JAPANESE KAMIKAZE PILOTS REGARDED their suicide mission as protecting the divinity of Emperor Hirohito and his imperial ambitions. Over 6,000 Japanese pilots flew suicide missions against Allied ships during World War II, the largest martyrdom in modern history. According to Hatsuho Naito, writing in 1989, kamikazes always flew against military targets without killing innocents. The name of their planes, Ohka ("exploding cherry blossoms"), alluded to beauty in death. Sixteen thousand pilots volunteered to sacrifice themselves as "the thunder gods". Collectively, they saw themselves as a divine wind (kamikaze) that would turn the war in Japan's favour. Images from nature abound. The kamikazes' Suicide Manual (1944) says: "Two or three metres before impact you will see clearly the muzzle of the enemy's guns. You feel you are floating in the air. At that moment you see your mother's face. She is not smiling or crying. It is her usual face. Happy memories will return like a dream. You are relaxed and a smile creases your face. The sweet atmosphere of your boyhood days returns. You may nod then, or wonder what happened. You may even hear a final sound like the breaking of a crystal." As souls, kamikaze pilots believed they entered Shinto Paradise, where their ancestral fathers waited to introduce their souls to God.
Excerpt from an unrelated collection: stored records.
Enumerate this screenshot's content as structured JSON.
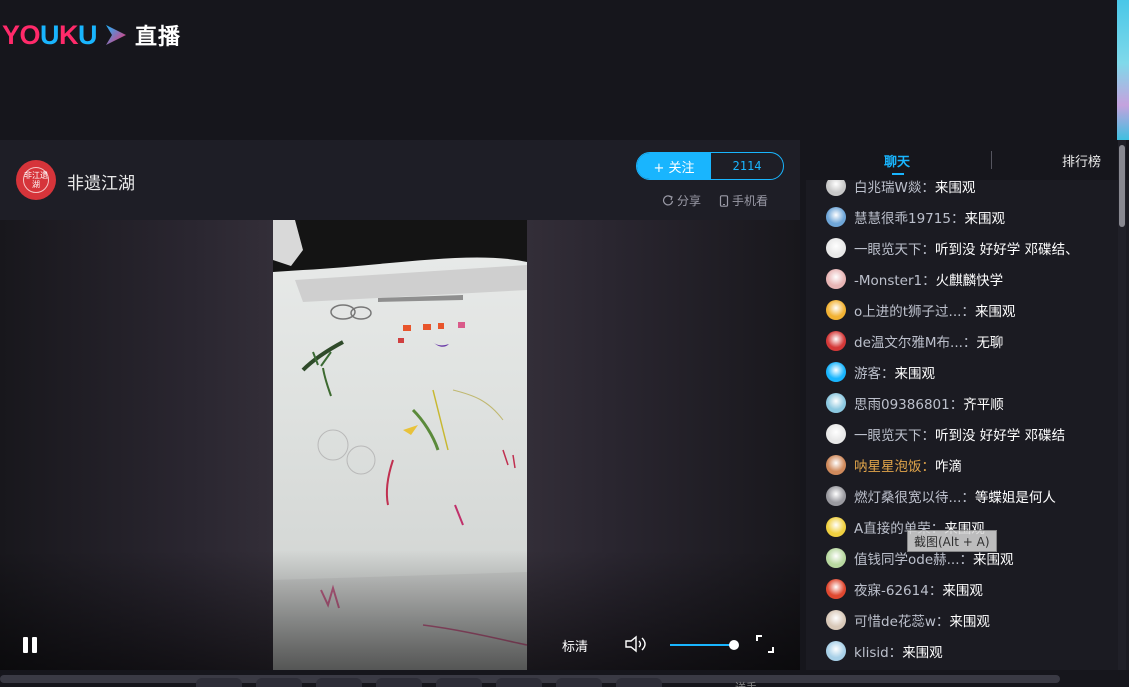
{
  "header": {
    "logo_text": "YOUKU",
    "logo_suffix": "直播"
  },
  "channel": {
    "avatar_text": "非江遗湖",
    "name": "非遗江湖",
    "follow_label": "+ 关注",
    "follower_count": "2114",
    "share_label": "分享",
    "mobile_label": "手机看"
  },
  "player": {
    "quality_label": "标清",
    "volume_level": 0.92
  },
  "chat": {
    "tabs": [
      {
        "label": "聊天",
        "active": true
      },
      {
        "label": "排行榜",
        "active": false
      }
    ],
    "messages": [
      {
        "user": "白兆瑞W燚：",
        "text": "来围观",
        "avatar_color": "#c8c8c8"
      },
      {
        "user": "慧慧很乖19715：",
        "text": "来围观",
        "avatar_color": "#6fa6d8"
      },
      {
        "user": "一眼览天下：",
        "text": "听到没 好好学 邓碟结、",
        "avatar_color": "#e8e8e8"
      },
      {
        "user": "-Monster1：",
        "text": "火麒麟快学",
        "avatar_color": "#e8b5b5"
      },
      {
        "user": "o上进的t狮子过...：",
        "text": "来围观",
        "avatar_color": "#f2b233"
      },
      {
        "user": "de温文尔雅M布...：",
        "text": "无聊",
        "avatar_color": "#d43838"
      },
      {
        "user": "游客：",
        "text": "来围观",
        "avatar_color": "#19b5fe"
      },
      {
        "user": "思雨09386801：",
        "text": "齐平顺",
        "avatar_color": "#8cc8e0"
      },
      {
        "user": "一眼览天下：",
        "text": "听到没 好好学 邓碟结",
        "avatar_color": "#e8e8e8"
      },
      {
        "user": "呐星星泡饭：",
        "text": "咋滴",
        "avatar_color": "#d08a5c",
        "gold": true
      },
      {
        "user": "燃灯桑很宽以待...：",
        "text": "等蝶姐是何人",
        "avatar_color": "#9a9aa0"
      },
      {
        "user": "A直接的单荣：",
        "text": "来围观",
        "avatar_color": "#f0d040"
      },
      {
        "user": "值钱同学ode赫...：",
        "text": "来围观",
        "avatar_color": "#b8d8a0"
      },
      {
        "user": "夜寐-62614：",
        "text": "来围观",
        "avatar_color": "#e04830"
      },
      {
        "user": "可惜de花蕊w：",
        "text": "来围观",
        "avatar_color": "#d8c8b8"
      },
      {
        "user": "klisid：",
        "text": "来围观",
        "avatar_color": "#a8d0e8"
      }
    ]
  },
  "tooltip": {
    "text": "截图(Alt + A)"
  },
  "gift_bar": {
    "text": "送手"
  }
}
Clearly kamikaze pilots are not a genetic subset of homo sapiens genetically programmed to commit altruistic suicide for their higher cause, like gazelles. Much sophisticated human behaviour is transmitted through time by memes, the cultural equivalent of genes. A meme is a unit of cultural information, such as a cultural practice or idea – like a song – that is transmitted verbally or by repeated action from one mind to another. Kamikaze pilots were steeped in the memes of altruistic suicide: non-negotiable loyalty, selfless bravery, sacrificial love of homeland – all largely preserved and perpetuated today by pilgrimages to the Yasukuni Shrine.

At first glance, most suicide-missionaries seem to be a triumph of man's soul over the culture of secular values. Yet this forced separation of secular values from theological faith collapses on examination. For example, the personality profiles of the Tamil Tigers' elite corps of suicide bombers in Sri Lanka raise vexing paradoxes. Politically, they are atheistic Marxists. But commentators regularly point out that they are driven by a variety of inspirations, including the charisma of their leader. Most are born Hindus and believe in reincarnation. Tigers believe their assassinations deliver karma rather than, say, justice. The tiger, the symbol of the wrathful Tamil god Murugan, is also an emblem of the mythical mother who sacrificed her children in war. Furthermore, the tiger is both the symbol of Tamil emperors and an image embedded in Tamil poetry going back to 500BC. Like the kamikazes, the Tigers link themselves to an imperial tradition with a homeland at its hub.

Although communists are ostensibly materialist and atheistic, they are devoted to Marx, Lenin, Stalin and Mao, as the prophets of revolution who signposted mankind's long march through history to the higher cause of socialism. From the Paris Commune to Stalingrad, the red revolutionaries have generated their own martyrs. Some chose to die for "the revolution"; many more were chosen.

The People's flag is deepest red,

It watches o'er our martyred dead,

And ere their limbs lie soft and cold,

Their dying blood's in every fold.

The people dominated the twentieth century. The people were dedicated to the higher causes of liberty, equality and fraternity (in the case of France) and justice, tranquillity, liberty, welfare and prosperity (for the United States). Communists interpreted fraternity as mandatory solidarity, thus totalitarianism was born. The people sanctified themselves as producers and were then pressed into the service of the "Great Leader" by way of the vanguard party. The collectivisation of humanity as the people reached transcendental heights. Secular capitalists translated liberty into mandatory free markets, thus corporatism was born. The people sanctified themselves as consumers, elevating infinite desires above finite needs in the service of profit and possession. Soon the people became a largely unchallenged higher cause unto itself for which many people sacrificed themselves in the course of two world wars.